One gets the sense, when people argue for these “guns everywhere” policies, that they see themselves as restoring some frontier spirit lost in the passage of centuries. A few weeks back, former Sen. Rick Santorum contended on “Face the Nation” that “gun crimes were not very prevalent” in the Old West because everyone was armed.
But they weren’t. In his book, “Gunfight: The Battle Over the Right to Bear Arms in America,” UCLA constitutional law professor Adam Winkler reveals that gun control in the Old West was actually quite strict. In Dodge City, you were required to turn in your guns when you got to town. The iconic Gunfight at the O.K. Corral was ignited when Wyatt and Virgil Earp tried to enforce a similar ordinance in Tombstone, Ariz. So the idea that everyone in the Old West was packing is a relic of TV and movie Westerns, but it is not history.
And while the modern gun-rights movement is usually regarded as a conservative construction, Winkler writes that it was actually born of liberal extremism.
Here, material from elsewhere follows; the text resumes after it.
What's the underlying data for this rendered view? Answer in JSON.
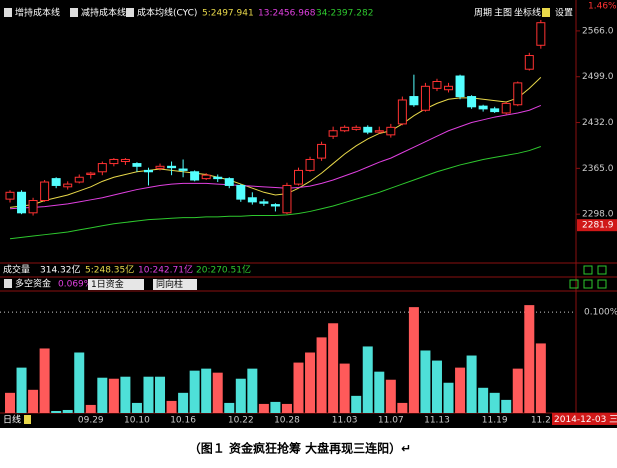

It seems that in 1967, a heavily armed group of Black Panthers showed up and walked brazenly into the California Statehouse – there were no metal detectors – as a group of children were readying for a picnic with the new governor, Ronald Reagan.
The Panthers saw this as an exercise of their constitutional rights. Reagan and other conservative Republicans saw it as a threat and crafted laws to stop it from happening again. The future president said, “There’s no reason why on the street today a citizen should be carrying loaded weapons.”
The point being that what conservatives seem to regard as a mission of restoration isn’t. This idea that everyone in Chipotle’s should be armed is neither some holdover from the Old West nor some time-honored value inextricable from conservatism. No, it is wholly new. And wholly mad.
While some gun-rights advocates must know this, they can’t say it in a movement where any deviation from orthodoxy is regarded as heresy. We saw that a few months ago when Guns & Ammo magazine disappeared a columnist who wrote that gun owners should accept some form of regulation. We see it again with this NRA staffer who has been disavowed and presumably sent off to be re-educated.
This self-reinforcing groupthink stifles any meaningful debate on America’s gun problem and speaks volumes about the mind of the gun-rights movement. It will fight for you to take an AK into McDonald’s.
But you are not allowed to question whether you should.